Jay Weaver is reporting that Judge Lenard didn't accept the plea deals in a health-care fraud case in which patient files were sold to personal injury lawyers. Judge Lenard is concerned that the punishment agreed to does not fit the crime:
Ruben E. Rodriguez, the ringleader, would face up to 12 years in prison. His wife, Maria Victoria Suarez, 52, would face up to five years.
``These charges are much too serious -- much too serious for our community,'' Lenard said. ``Violations of the law in the healthcare industry have become too much the norm [in Miami-Dade]. There are real victims here.''
Rodriguez, 62, who attended the hearing in a wheelchair because of poor health, has pleaded guilty to two conspiracy offenses and aggravated identity theft.
He admitted he stole Jackson records of patients' names, addresses, telephone numbers and medical diagnoses and sold them to several attorneys in exchange for kickbacks. He also admitted stealing records from an ambulance company dating back to 1995.
In exchange for the confidential information, lawyers paid Rodriguez hundreds of thousands of dollars after settling injury claims on the patients' behalfs, prosecutors say. One unidentified personal-injury attorney wrote 27 checks totaling $85,250 to a shell company incorporated by Rodriguez between 2006 and 2009.
On Tuesday, Lenard said she could not decide whether to accept Rodriguez's guilty plea until she reviewed sentencing guidelines for his offenses to make sure the penalties were tough enough.
We've discussed before the issue of whether judges should be able to reject plea deals -- the last time it came up was in the Robles case:
Query -- does a federal judge have the power to reject this sort of deal? Because this is a charge bargain deal, can't the government just dismiss the other counts on its own, leaving only the ten year maximum count? I think the real question is whether the government will have the heart to do this after Judge Gold has said he will not approve the deal. If in our adversarial system of justice the prosecution believes that a deal is fair, should a judge step in?

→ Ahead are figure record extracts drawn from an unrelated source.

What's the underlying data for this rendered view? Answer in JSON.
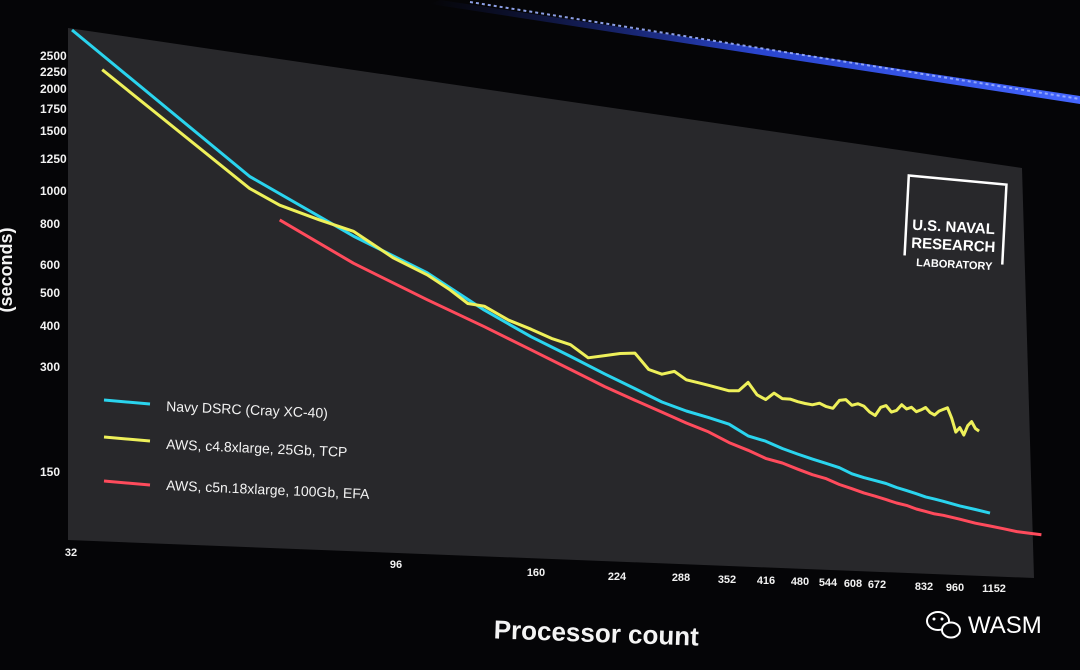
{
  "chart_data": {
    "type": "line",
    "title": "",
    "xlabel": "Processor count",
    "ylabel": "(seconds)",
    "y_scale": "log",
    "x_scale": "log",
    "grid": false,
    "legend_position": "left",
    "y_ticks": [
      "2500",
      "2250",
      "2000",
      "1750",
      "1500",
      "1250",
      "1000",
      "800",
      "600",
      "500",
      "400",
      "300",
      "150"
    ],
    "x_ticks": [
      "32",
      "96",
      "160",
      "224",
      "288",
      "352",
      "416",
      "480",
      "544",
      "608",
      "672",
      "832",
      "960",
      "1152"
    ],
    "series": [
      {
        "name": "Navy DSRC (Cray XC-40)",
        "color": "#2ad4ee",
        "points": [
          [
            32,
            2800
          ],
          [
            64,
            1100
          ],
          [
            96,
            750
          ],
          [
            128,
            590
          ],
          [
            160,
            450
          ],
          [
            192,
            370
          ],
          [
            224,
            320
          ],
          [
            256,
            280
          ],
          [
            288,
            250
          ],
          [
            320,
            225
          ],
          [
            352,
            210
          ],
          [
            384,
            200
          ],
          [
            416,
            190
          ],
          [
            448,
            172
          ],
          [
            480,
            165
          ],
          [
            512,
            155
          ],
          [
            544,
            148
          ],
          [
            576,
            142
          ],
          [
            608,
            137
          ],
          [
            640,
            132
          ],
          [
            672,
            125
          ],
          [
            704,
            121
          ],
          [
            736,
            118
          ],
          [
            768,
            115
          ],
          [
            800,
            111
          ],
          [
            832,
            108
          ],
          [
            864,
            105
          ],
          [
            896,
            102
          ],
          [
            928,
            100
          ],
          [
            960,
            98
          ],
          [
            1024,
            94
          ],
          [
            1088,
            91
          ],
          [
            1152,
            88
          ]
        ]
      },
      {
        "name": "AWS, c4.8xlarge, 25Gb, TCP",
        "color": "#eef05a",
        "points": [
          [
            36,
            2150
          ],
          [
            64,
            1000
          ],
          [
            72,
            900
          ],
          [
            84,
            830
          ],
          [
            96,
            780
          ],
          [
            112,
            650
          ],
          [
            128,
            580
          ],
          [
            140,
            520
          ],
          [
            150,
            470
          ],
          [
            160,
            465
          ],
          [
            176,
            420
          ],
          [
            192,
            395
          ],
          [
            208,
            370
          ],
          [
            224,
            355
          ],
          [
            240,
            320
          ],
          [
            256,
            330
          ],
          [
            272,
            340
          ],
          [
            288,
            345
          ],
          [
            304,
            300
          ],
          [
            320,
            290
          ],
          [
            336,
            300
          ],
          [
            352,
            280
          ],
          [
            368,
            275
          ],
          [
            384,
            270
          ],
          [
            400,
            265
          ],
          [
            416,
            260
          ],
          [
            432,
            262
          ],
          [
            448,
            285
          ],
          [
            464,
            255
          ],
          [
            480,
            245
          ],
          [
            496,
            262
          ],
          [
            512,
            250
          ],
          [
            528,
            250
          ],
          [
            544,
            245
          ],
          [
            560,
            242
          ],
          [
            576,
            240
          ],
          [
            592,
            245
          ],
          [
            608,
            238
          ],
          [
            624,
            235
          ],
          [
            640,
            255
          ],
          [
            656,
            258
          ],
          [
            672,
            245
          ],
          [
            688,
            250
          ],
          [
            704,
            245
          ],
          [
            720,
            232
          ],
          [
            736,
            225
          ],
          [
            752,
            245
          ],
          [
            768,
            250
          ],
          [
            784,
            235
          ],
          [
            800,
            240
          ],
          [
            816,
            255
          ],
          [
            832,
            245
          ],
          [
            848,
            250
          ],
          [
            864,
            240
          ],
          [
            880,
            245
          ],
          [
            896,
            252
          ],
          [
            912,
            240
          ],
          [
            928,
            235
          ],
          [
            944,
            245
          ],
          [
            960,
            250
          ],
          [
            976,
            255
          ],
          [
            992,
            230
          ],
          [
            1008,
            200
          ],
          [
            1024,
            210
          ],
          [
            1040,
            195
          ],
          [
            1056,
            215
          ],
          [
            1072,
            225
          ],
          [
            1088,
            210
          ],
          [
            1104,
            205
          ]
        ]
      },
      {
        "name": "AWS, c5n.18xlarge, 100Gb, EFA",
        "color": "#ff4b5c",
        "points": [
          [
            72,
            800
          ],
          [
            96,
            600
          ],
          [
            128,
            470
          ],
          [
            160,
            390
          ],
          [
            192,
            330
          ],
          [
            224,
            285
          ],
          [
            256,
            250
          ],
          [
            288,
            225
          ],
          [
            320,
            205
          ],
          [
            352,
            188
          ],
          [
            384,
            175
          ],
          [
            416,
            160
          ],
          [
            448,
            150
          ],
          [
            480,
            140
          ],
          [
            512,
            135
          ],
          [
            544,
            128
          ],
          [
            576,
            122
          ],
          [
            608,
            118
          ],
          [
            640,
            112
          ],
          [
            672,
            108
          ],
          [
            704,
            104
          ],
          [
            736,
            101
          ],
          [
            768,
            98
          ],
          [
            800,
            95
          ],
          [
            832,
            93
          ],
          [
            864,
            90
          ],
          [
            896,
            88
          ],
          [
            928,
            86
          ],
          [
            960,
            85
          ],
          [
            1024,
            82
          ],
          [
            1088,
            79
          ],
          [
            1152,
            77
          ],
          [
            1216,
            75
          ],
          [
            1280,
            73
          ],
          [
            1344,
            72
          ],
          [
            1408,
            71
          ]
        ]
      }
    ]
  },
  "logo": {
    "line1": "U.S. NAVAL",
    "line2": "RESEARCH",
    "line3": "LABORATORY"
  },
  "watermark": {
    "text": "WASM",
    "icon": "wechat-icon"
  }
}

From another post on the subject:
The Louis Robles case has pitted prosecutors against the judiciary. The government and the defense had worked out a deal for Robles -- 10 years in prison plus restitution -- and that deal had the blessing of the receiver and almost all of the victims.Judge Gold, however, won't accept the deal, saying it's too lenient. The government recently filed a 16 page motion for reconsideration explaining why the plea made sense. Judge Gold denied that motion, which now leaves the government with two choices. It can try a case that neither party wants to try. Or it can dismiss the counts that carry more than a 10 year maximum, leaving Judge Gold with no choice but to sentence Robles to 10 years, even after a trial.Oftentimes, defense lawyers complain that sentencing is driven by prosecutors and that it should be left to judges to sentence, not executive officers. In this case, prosecutorial discretion is important in capping the sentence.Any thoughts on what the U.S. Attorney's office should do? Should they defer to the judge or stand up for their position?
What do you all think of this issue?